The first time I went to hospital for cancer treatment, the nurse injecting me instructed me to do something nice for myself when I got home. I did not tell her that, later that same day, I had to attend my mother’s funeral. Death had, by then, become part of my daily routine; I knew this was abnormal and I didn’t want to make her uncomfortable. But the same is now true for us all: death is unavoidable. It is at the top of every newspaper article, the bottom of every television screen, alongside other mundanities, like the time and the weather.

Coronavirus frightens the young and healthy. It is thought they are more fearful for their futures than they are of their own deaths. But beyond concerns for the economy, is the new, more primitive awareness that their future is death. The strange thing is that this realization, properly ordered, underscores life’s value.

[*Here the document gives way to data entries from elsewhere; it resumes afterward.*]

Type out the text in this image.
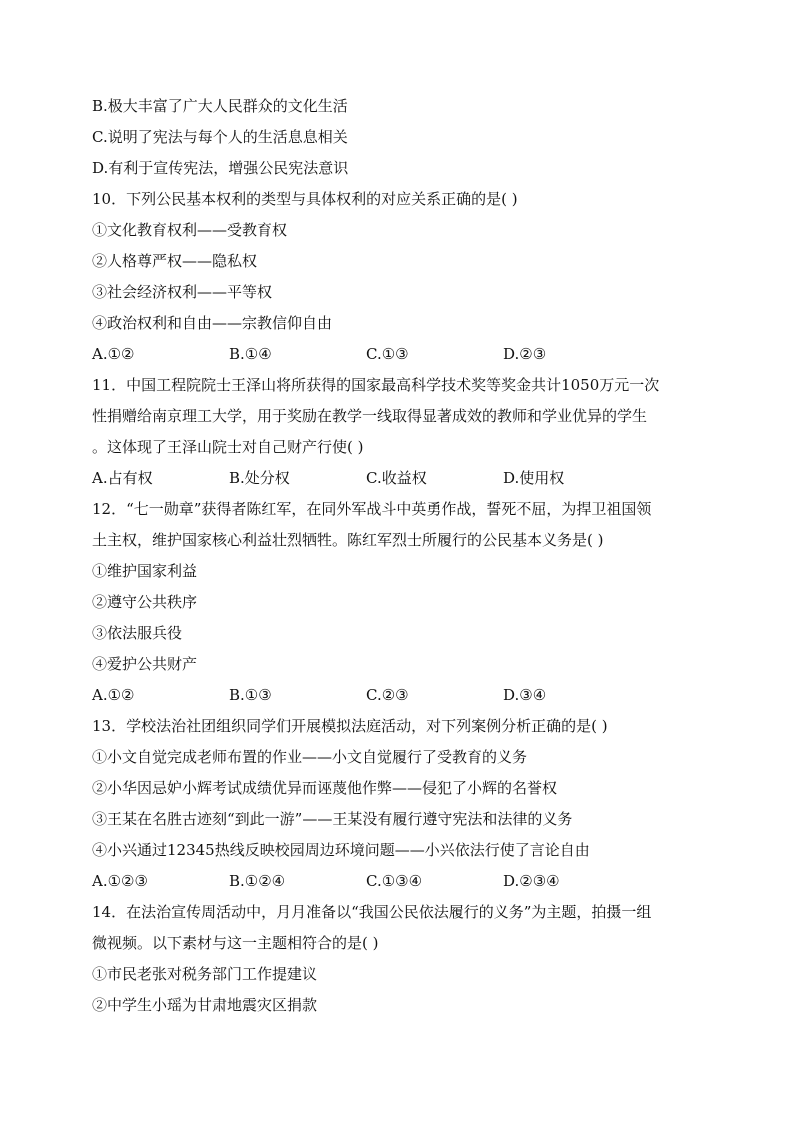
B.极大丰富了广大人民群众的文化生活
C.说明了宪法与每个人的生活息息相关
D.有利于宣传宪法，增强公民宪法意识
10．下列公民基本权利的类型与具体权利的对应关系正确的是( )
①文化教育权利——受教育权
②人格尊严权——隐私权
③社会经济权利——平等权
④政治权利和自由——宗教信仰自由
A.①②	B.①④	C.①③	D.②③
11．中国工程院院士王泽山将所获得的国家最高科学技术奖等奖金共计1050万元一次
性捐赠给南京理工大学，用于奖励在教学一线取得显著成效的教师和学业优异的学生
。这体现了王泽山院士对自己财产行使( )
A.占有权	B.处分权	C.收益权	D.使用权
12．“七一勋章”获得者陈红军，在同外军战斗中英勇作战，誓死不屈，为捍卫祖国领
土主权，维护国家核心利益壮烈牺牲。陈红军烈士所履行的公民基本义务是( )
①维护国家利益
②遵守公共秩序
③依法服兵役
④爱护公共财产
A.①②	B.①③	C.②③	D.③④
13．学校法治社团组织同学们开展模拟法庭活动，对下列案例分析正确的是( )
①小文自觉完成老师布置的作业——小文自觉履行了受教育的义务
②小华因忌妒小辉考试成绩优异而诬蔑他作弊——侵犯了小辉的名誉权
③王某在名胜古迹刻“到此一游”——王某没有履行遵守宪法和法律的义务
④小兴通过12345热线反映校园周边环境问题——小兴依法行使了言论自由
A.①②③	B.①②④	C.①③④	D.②③④
14．在法治宣传周活动中，月月准备以“我国公民依法履行的义务”为主题，拍摄一组
微视频。以下素材与这一主题相符合的是( )
①市民老张对税务部门工作提建议
②中学生小瑶为甘肃地震灾区捐款
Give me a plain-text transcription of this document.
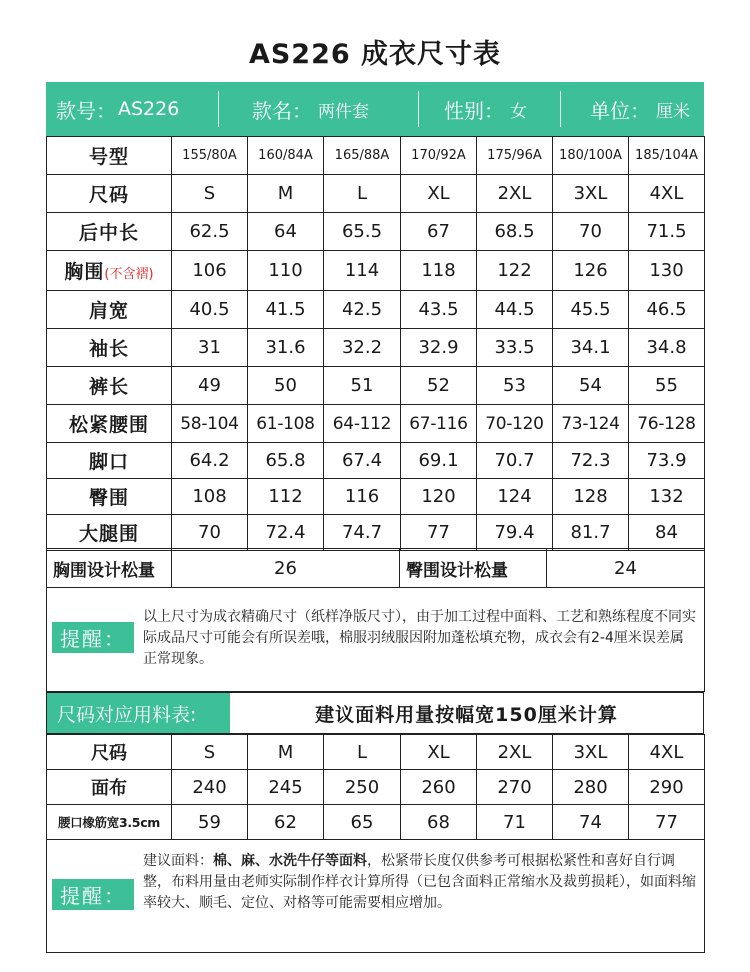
AS226 成衣尺寸表
款号： AS226	款名： 两件套	性别： 女	单位： 厘米
号型	155/80A	160/84A	165/88A	170/92A	175/96A	180/100A	185/104A
尺码	S	M	L	XL	2XL	3XL	4XL
后中长	62.5	64	65.5	67	68.5	70	71.5
胸围(不含褶)	106	110	114	118	122	126	130
肩宽	40.5	41.5	42.5	43.5	44.5	45.5	46.5
袖长	31	31.6	32.2	32.9	33.5	34.1	34.8
裤长	49	50	51	52	53	54	55
松紧腰围	58-104	61-108	64-112	67-116	70-120	73-124	76-128
脚口	64.2	65.8	67.4	69.1	70.7	72.3	73.9
臀围	108	112	116	120	124	128	132
大腿围	70	72.4	74.7	77	79.4	81.7	84
胸围设计松量	26	臀围设计松量	24
提醒：
以上尺寸为成衣精确尺寸（纸样净版尺寸），由于加工过程中面料、工艺和熟练程度不同实际成品尺寸可能会有所误差哦，棉服羽绒服因附加蓬松填充物，成衣会有2-4厘米误差属正常现象。
尺码对应用料表:	建议面料用量按幅宽150厘米计算
尺码	S	M	L	XL	2XL	3XL	4XL
面布	240	245	250	260	270	280	290
腰口橡筋宽3.5cm	59	62	65	68	71	74	77
提醒：
建议面料：棉、麻、水洗牛仔等面料，松紧带长度仅供参考可根据松紧性和喜好自行调整，布料用量由老师实际制作样衣计算所得（已包含面料正常缩水及裁剪损耗），如面料缩率较大、顺毛、定位、对格等可能需要相应增加。
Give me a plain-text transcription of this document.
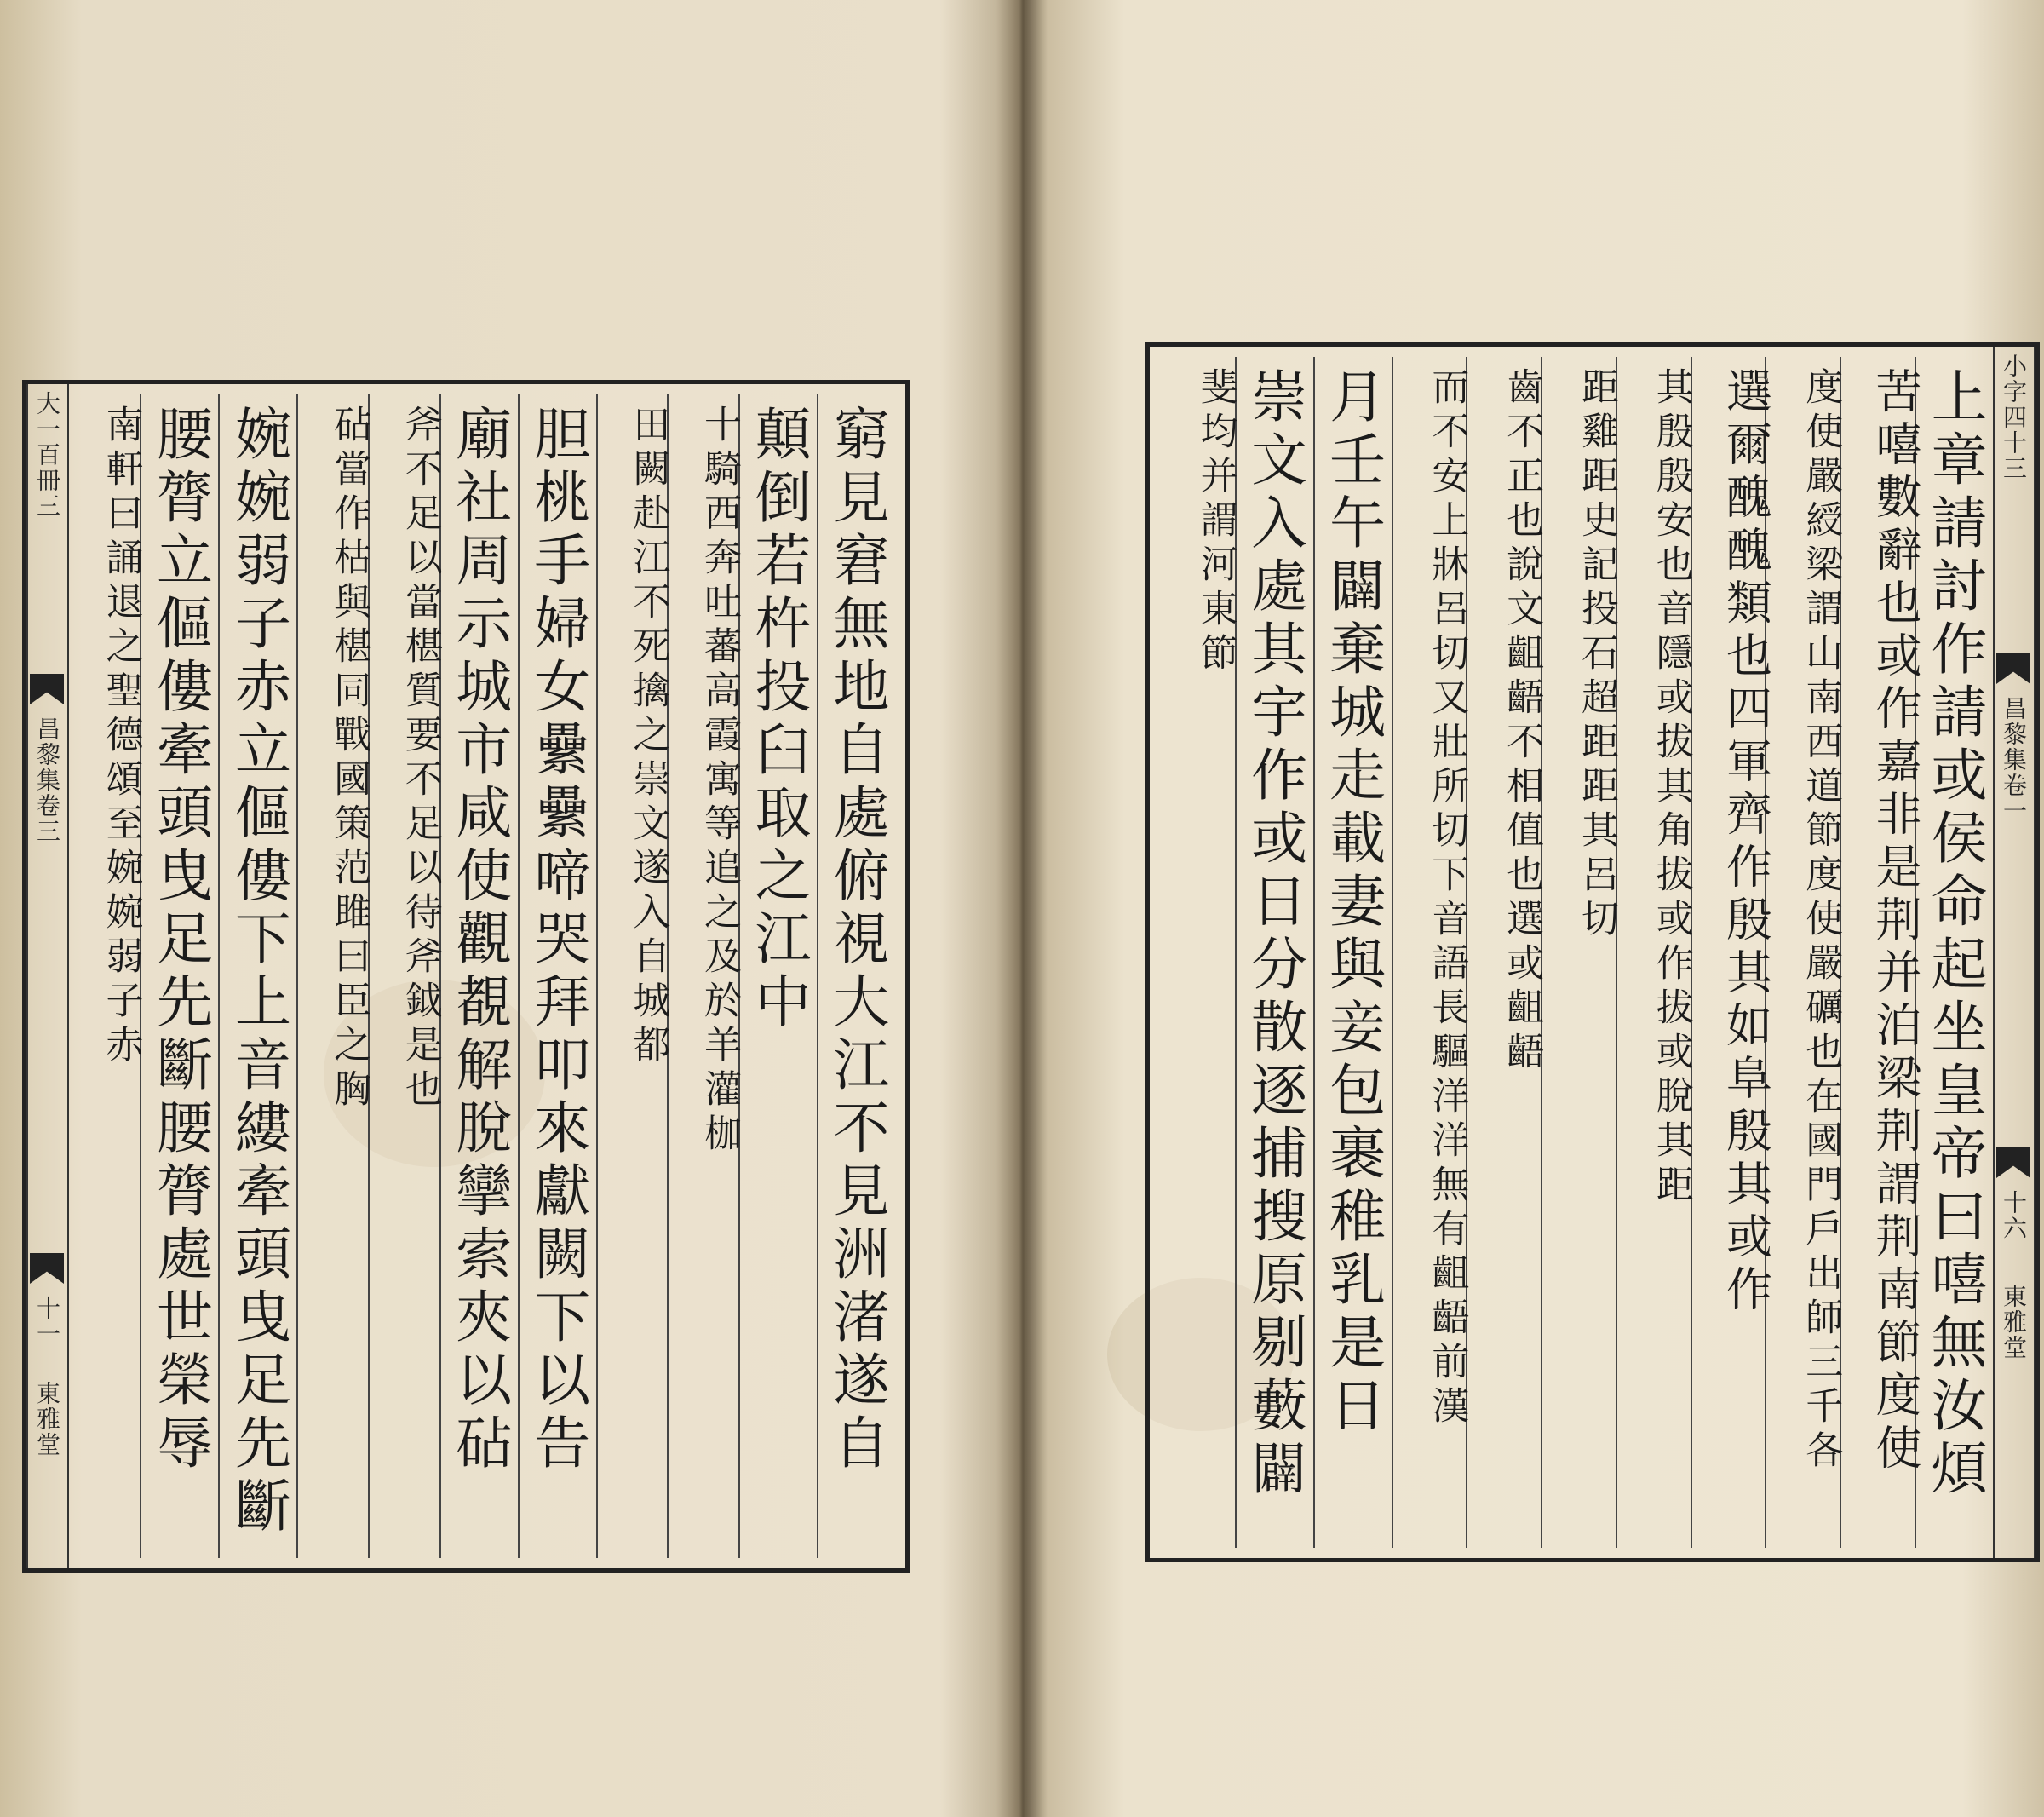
大一百冊三
昌黎集卷三
十一
東雅堂	窮見窘無地自處俯視大江不見洲渚遂自
顛倒若杵投臼取之江中
十騎西奔吐蕃高霞寓等追之及於羊灌枷
田闕赴江不死擒之崇文遂入自城都
胆桃手婦女纍纍啼哭拜叩來獻闕下以告
廟社周示城市咸使觀覩解脫攣索夾以砧
斧不足以當椹質要不足以待斧鉞是也
砧當作枯與椹同戰國策范雎曰臣之胸
婉婉弱子赤立傴僂下上音縷牽頭曳足先斷
腰膂立傴僂牽頭曳足先斷腰膂處世榮辱
南軒曰誦退之聖德頌至婉婉弱子赤	小字四十三
昌黎集卷一
十六
東雅堂
上章請討作請或侯命起坐皇帝曰嘻無汝煩
苦嘻數辭也或作嘉非是荆并泊梁荆謂荆南節度使
度使嚴綬梁謂山南西道節度使嚴礪也在國門戶出師三千各
選爾醜醜類也四軍齊作殷其如阜殷其或作
其殷殷安也音隱或拔其角拔或作拔或脫其距
距雞距史記投石超距距其呂切
齒不正也說文齟齬不相值也選或齟齬
而不安上牀呂切又壯所切下音語長驅洋洋無有齟齬前漢
月壬午闢棄城走載妻與妾包裹稚乳是日
崇文入處其宇作或日分散逐捕搜原剔藪闢
斐均并謂河東節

There has been much speculation about the way coronavirus will shape our society, but I wonder also how it will shape us as individuals. While we are in its midst, we are aware of our mortality, and, despite the collective anxiety, we can see the beginnings of change. Young and healthy people are striving for different, more immediate things, the same things my mother did — joy, satisfaction, meaningful relationships — because now they too have no alternative. But when lockdown ends, will our death denial resume itself? In the past, it was common practice to keep a skull in the home to prevent that sort of self-delusion. The possession of such an ornament would be deemed eccentric in the 21st century, but, after coronavirus, I suspect it will not be necessary. The memory of this time will serve the same purpose for us all.

Olivia Downes is an undergraduate in Law at the University of Oxford.